Reverse culture shock
Jun. 21st, 2005 12:46 am![[personal profile]](https://www.dreamwidth.org/img/silk/identity/user.png)
OK, here's the list of things that struck me as weird or at least un-Qatari when I flew back in last night. However, I now have to preface it by saying that the MOST un-Qatari thing to happen since I got back was that I got HIT ON on the way home from church. That would never happen in Qatar. Although the dude's name was Omar.....
So, here are the observations I wrote down about being back in the West after 10 months in the Gulf.
People:
Transportation:
Landscape:
Culture:
So, here are the observations I wrote down about being back in the West after 10 months in the Gulf.
People:
- The first American I encountered outside Qatar was screaming at a Lufthansa employee for not being polite enough, and for being too fat. (Yes, she said that.) Not a representative sample, I know, but I didn't hear any non-Americans screaming at airport employees.
- All the attendants in the Chicago business class lounge were black. I remembered when I first visited Pittsburgh and was horrified that black people were doing all the menial jobs. Then I realized that, in California, Hispanics do all the menial jobs. In Qatar, south Asians do all the menial jobs. But somehow the versions you're not used to seem more shocking.
- Things I’m no longer used to: People making out in public. Blue eyeshadow. Mullets. Tattoos. Seeing strangers’ belly buttons.
- There are joggers everywhere! In Doha, 9 times out of 10 when I see a jogger it’s our neighbor John.
Transportation:
- I wrote this list on a bus, which I wouldn’t have been able to do in Qatar as there is no public transportation.
- Cars come in so many colors! In the Gulf white and beige predominate. Some people have colorful cars, but they stand out.
- We had to come to SO MANY UNNECESSARY STOPS on the way in to Pittsburgh -- and I'm not talking about bus stops, I'm talking about traffic lights. Come on, people! Adopt the roundabout! It’s the intersection that’s sweeping the nation!
- $2.45 a gallon? For real?
Landscape:
- I expected to be blown away by the greenery, since there is next to none in Qatar. What I’d forgotten about is weeds. In Doha there are lots of lawns, but they’re all carefully maintained and there are really no native plants to invade. I’d forgotten that in the U.S. you can’t STOP things from growing. God bless the grass that grows through the cracks!

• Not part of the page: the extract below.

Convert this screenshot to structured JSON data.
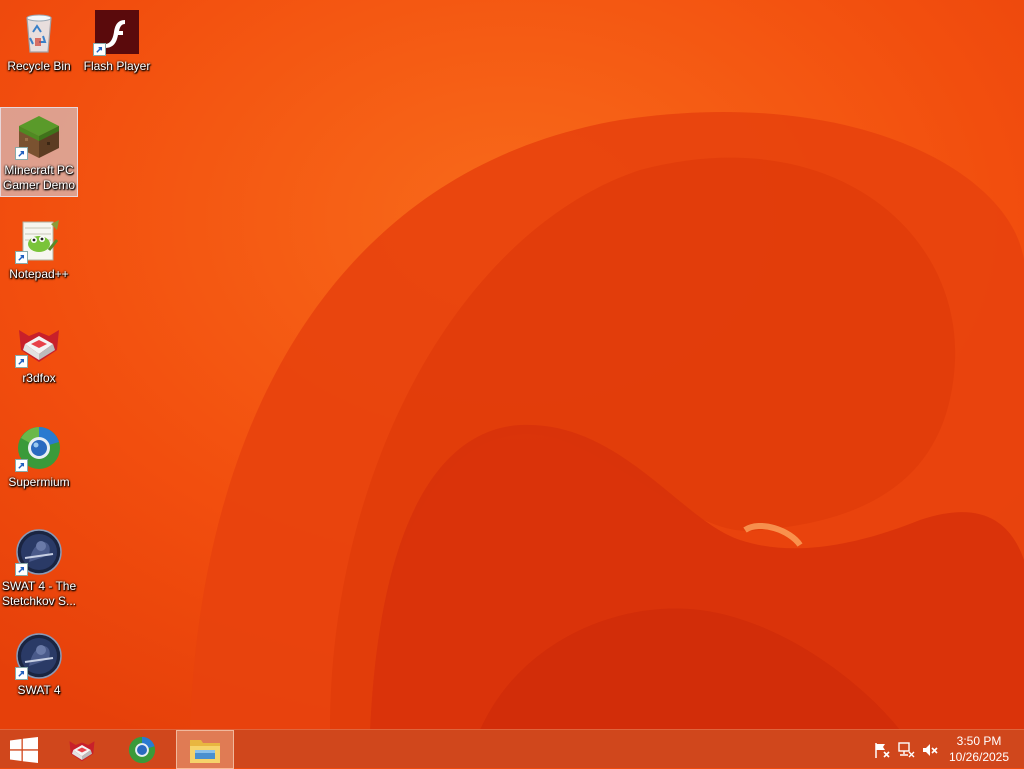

- The hills are so… three-dimensional!
- Sitting outside Morewood Gardens waiting for the shuttle, I could hear birds chirping all around me. In Doha there’s often a mynah bird sitting on our ledge chirping, but you seldom have the experience of hearing a whole bunch of birds chirping away at once.
- I saw a squirrel in the back yard this morning and just about had a heart attack! Yay for non-cockroach wildlife.
Culture:
- I knew for sure I was back in the US when a loudspeaker informed me that I should not stand backwards on a moving walkway. And, later, that I should not put my fingers in the machinery of the baggage carousel. Seriously, does anybody need to be told these things? Does the airport do this for our benefit, or to avoid lawsuits? Because there’s nowhere else in the galaxy where you can sue an establishment for allowing idiots to use their facilities. (On the other hand, yay for requiring people to seatbelt their children!)

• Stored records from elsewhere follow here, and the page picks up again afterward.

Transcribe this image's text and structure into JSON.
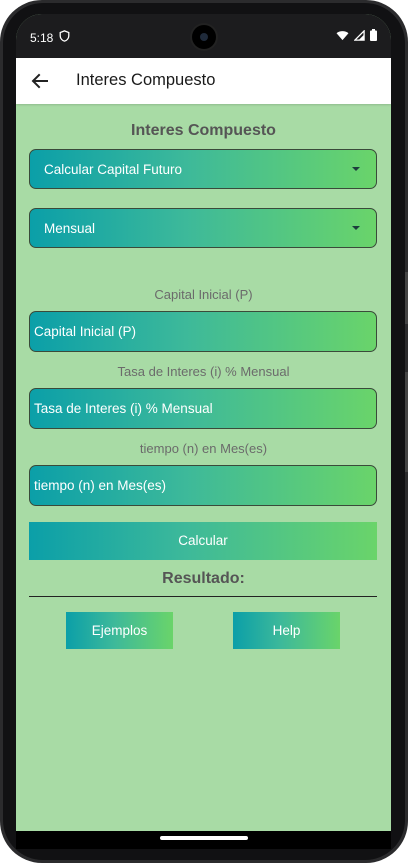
{
  "status": {
    "time": "5:18"
  },
  "appbar": {
    "title": "Interes Compuesto"
  },
  "main": {
    "heading": "Interes Compuesto",
    "calc_type": "Calcular Capital Futuro",
    "period": "Mensual",
    "capital_label": "Capital Inicial (P)",
    "capital_placeholder": "Capital Inicial (P)",
    "rate_label": "Tasa de Interes (i) % Mensual",
    "rate_placeholder": "Tasa de Interes (i) % Mensual",
    "time_label": "tiempo (n) en Mes(es)",
    "time_placeholder": "tiempo (n) en Mes(es)",
    "calc_button": "Calcular",
    "result_label": "Resultado:",
    "examples_button": "Ejemplos",
    "help_button": "Help"
  },
  "colors": {
    "background": "#a8dba5",
    "gradient_start": "#0b9fa8",
    "gradient_end": "#6ad46a"
  }
}
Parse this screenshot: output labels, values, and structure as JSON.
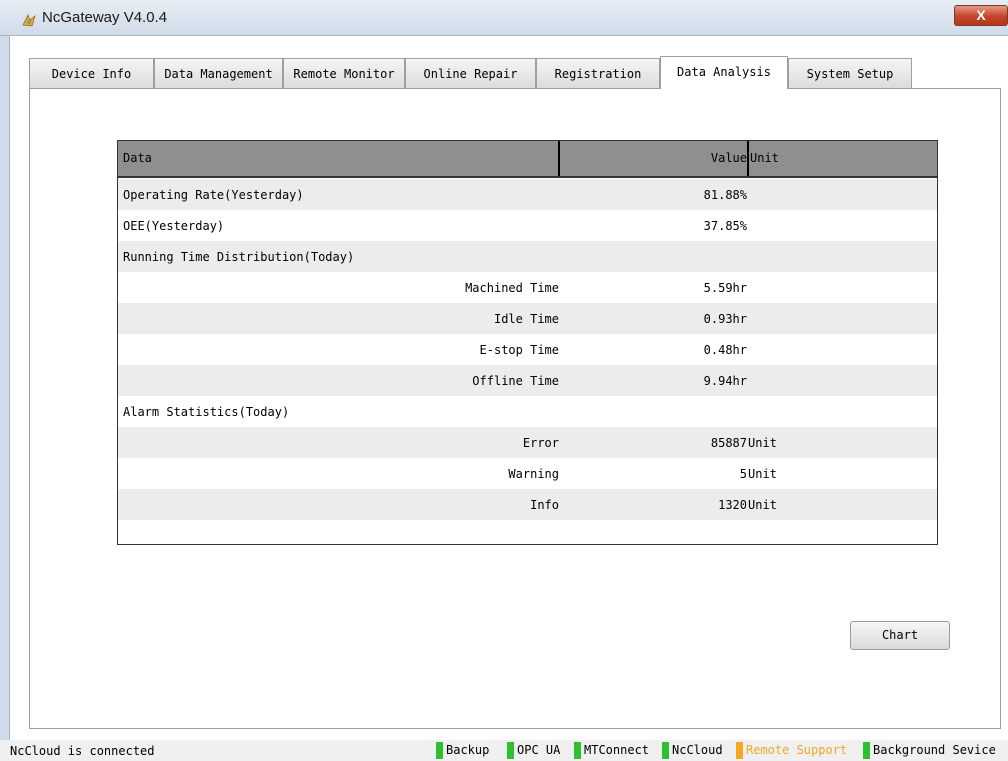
{
  "window": {
    "title": "NcGateway V4.0.4",
    "close_label": "X"
  },
  "tabs": [
    {
      "label": "Device Info"
    },
    {
      "label": "Data Management"
    },
    {
      "label": "Remote Monitor"
    },
    {
      "label": "Online Repair"
    },
    {
      "label": "Registration"
    },
    {
      "label": "Data Analysis",
      "active": true
    },
    {
      "label": "System Setup"
    }
  ],
  "table": {
    "headers": {
      "data": "Data",
      "value": "Value",
      "unit": "Unit"
    },
    "rows": [
      {
        "name": "Operating Rate(Yesterday)",
        "sub": "",
        "value": "81.88%",
        "unit": ""
      },
      {
        "name": "OEE(Yesterday)",
        "sub": "",
        "value": "37.85%",
        "unit": ""
      },
      {
        "name": "Running Time Distribution(Today)",
        "sub": "",
        "value": "",
        "unit": ""
      },
      {
        "name": "",
        "sub": "Machined Time",
        "value": "5.59hr",
        "unit": ""
      },
      {
        "name": "",
        "sub": "Idle Time",
        "value": "0.93hr",
        "unit": ""
      },
      {
        "name": "",
        "sub": "E-stop Time",
        "value": "0.48hr",
        "unit": ""
      },
      {
        "name": "",
        "sub": "Offline Time",
        "value": "9.94hr",
        "unit": ""
      },
      {
        "name": "Alarm Statistics(Today)",
        "sub": "",
        "value": "",
        "unit": ""
      },
      {
        "name": "",
        "sub": "Error",
        "value": "85887",
        "unit": "Unit"
      },
      {
        "name": "",
        "sub": "Warning",
        "value": "5",
        "unit": "Unit"
      },
      {
        "name": "",
        "sub": "Info",
        "value": "1320",
        "unit": "Unit"
      }
    ]
  },
  "chart_button": "Chart",
  "status": {
    "message": "NcCloud is connected",
    "services": [
      {
        "label": "Backup",
        "color": "#2fbf2f"
      },
      {
        "label": "OPC UA",
        "color": "#2fbf2f"
      },
      {
        "label": "MTConnect",
        "color": "#2fbf2f"
      },
      {
        "label": "NcCloud",
        "color": "#2fbf2f"
      },
      {
        "label": "Remote Support",
        "color": "#f5a623"
      },
      {
        "label": "Background Sevice",
        "color": "#2fbf2f"
      }
    ]
  }
}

- There are billboards and advertisements EVERYWHERE. You can’t look out the window of the bus in peace without being assaulted by advertising, much of which is for alcohol and cigarettes. I’d gotten used to virtually ad-free Doha.

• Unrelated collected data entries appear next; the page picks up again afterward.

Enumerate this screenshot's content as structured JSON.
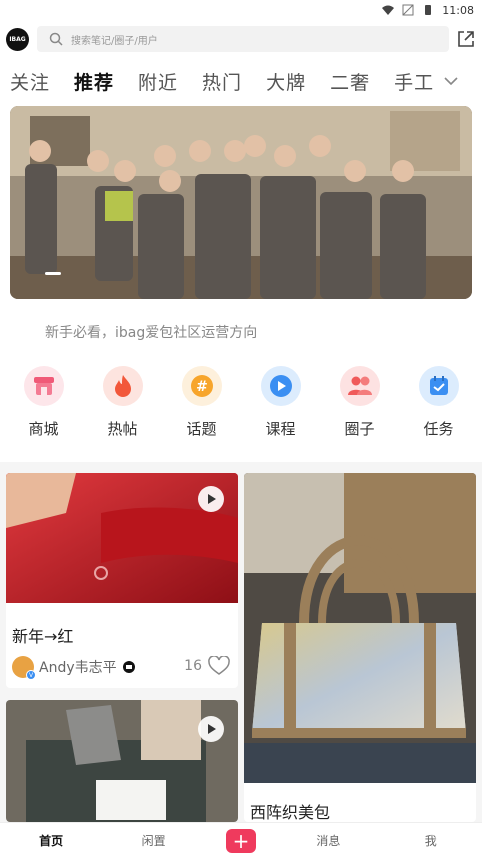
{
  "status_bar": {
    "time": "11:08",
    "icons": [
      "wifi-icon",
      "no-signal-icon",
      "battery-icon"
    ]
  },
  "header": {
    "logo_text": "IBAG",
    "search_placeholder": "搜索笔记/圈子/用户"
  },
  "tabs": [
    {
      "label": "关注",
      "active": false
    },
    {
      "label": "推荐",
      "active": true
    },
    {
      "label": "附近",
      "active": false
    },
    {
      "label": "热门",
      "active": false
    },
    {
      "label": "大牌",
      "active": false
    },
    {
      "label": "二奢",
      "active": false
    },
    {
      "label": "手工",
      "active": false
    }
  ],
  "notice": "新手必看，ibag爱包社区运营方向",
  "quick_links": [
    {
      "label": "商城",
      "icon": "shop-icon",
      "color": "#f05a78"
    },
    {
      "label": "热帖",
      "icon": "fire-icon",
      "color": "#f2573a"
    },
    {
      "label": "话题",
      "icon": "hashtag-icon",
      "color": "#f7a52b"
    },
    {
      "label": "课程",
      "icon": "play-course-icon",
      "color": "#3b8ff2"
    },
    {
      "label": "圈子",
      "icon": "group-icon",
      "color": "#f05a5a"
    },
    {
      "label": "任务",
      "icon": "task-icon",
      "color": "#3b8ff2"
    }
  ],
  "feed": {
    "card1": {
      "title": "新年→红",
      "author": "Andy韦志平",
      "likes": "16"
    },
    "card2": {
      "title": ""
    },
    "card3": {
      "title": "西阵织美包"
    }
  },
  "bottom_nav": [
    {
      "label": "首页",
      "active": true
    },
    {
      "label": "闲置",
      "active": false
    },
    {
      "label": "+",
      "plus": true
    },
    {
      "label": "消息",
      "active": false
    },
    {
      "label": "我",
      "active": false
    }
  ],
  "colors": {
    "accent": "#ef3a5d"
  }
}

- Churches everywhere! And I’d forgotten how many Orthodox and Eastern-rite Catholic churches there are in Pittsburgh. The architecture is stunning. In Qatar there are mosques everywhere, of course, but Wahhabist mosques tend to avoid ornateness. And there are churches in Qatar, but they can’t advertise their presence, so there’s no church architecture.
- You don’t see political bumper stickers in Qatar. You rarely see bumper stickers at all, except for Alhamdu lillah (praise God) and masha' Allah (what God wills). It’s nice to be somewhere where people can be in-your-face about their political views. For example, I can say OUR PRESIDENT HAS THE IQ OF A SHRIVELLED BRAZIL NUT and not be carted away. Alhamdu lillah for that.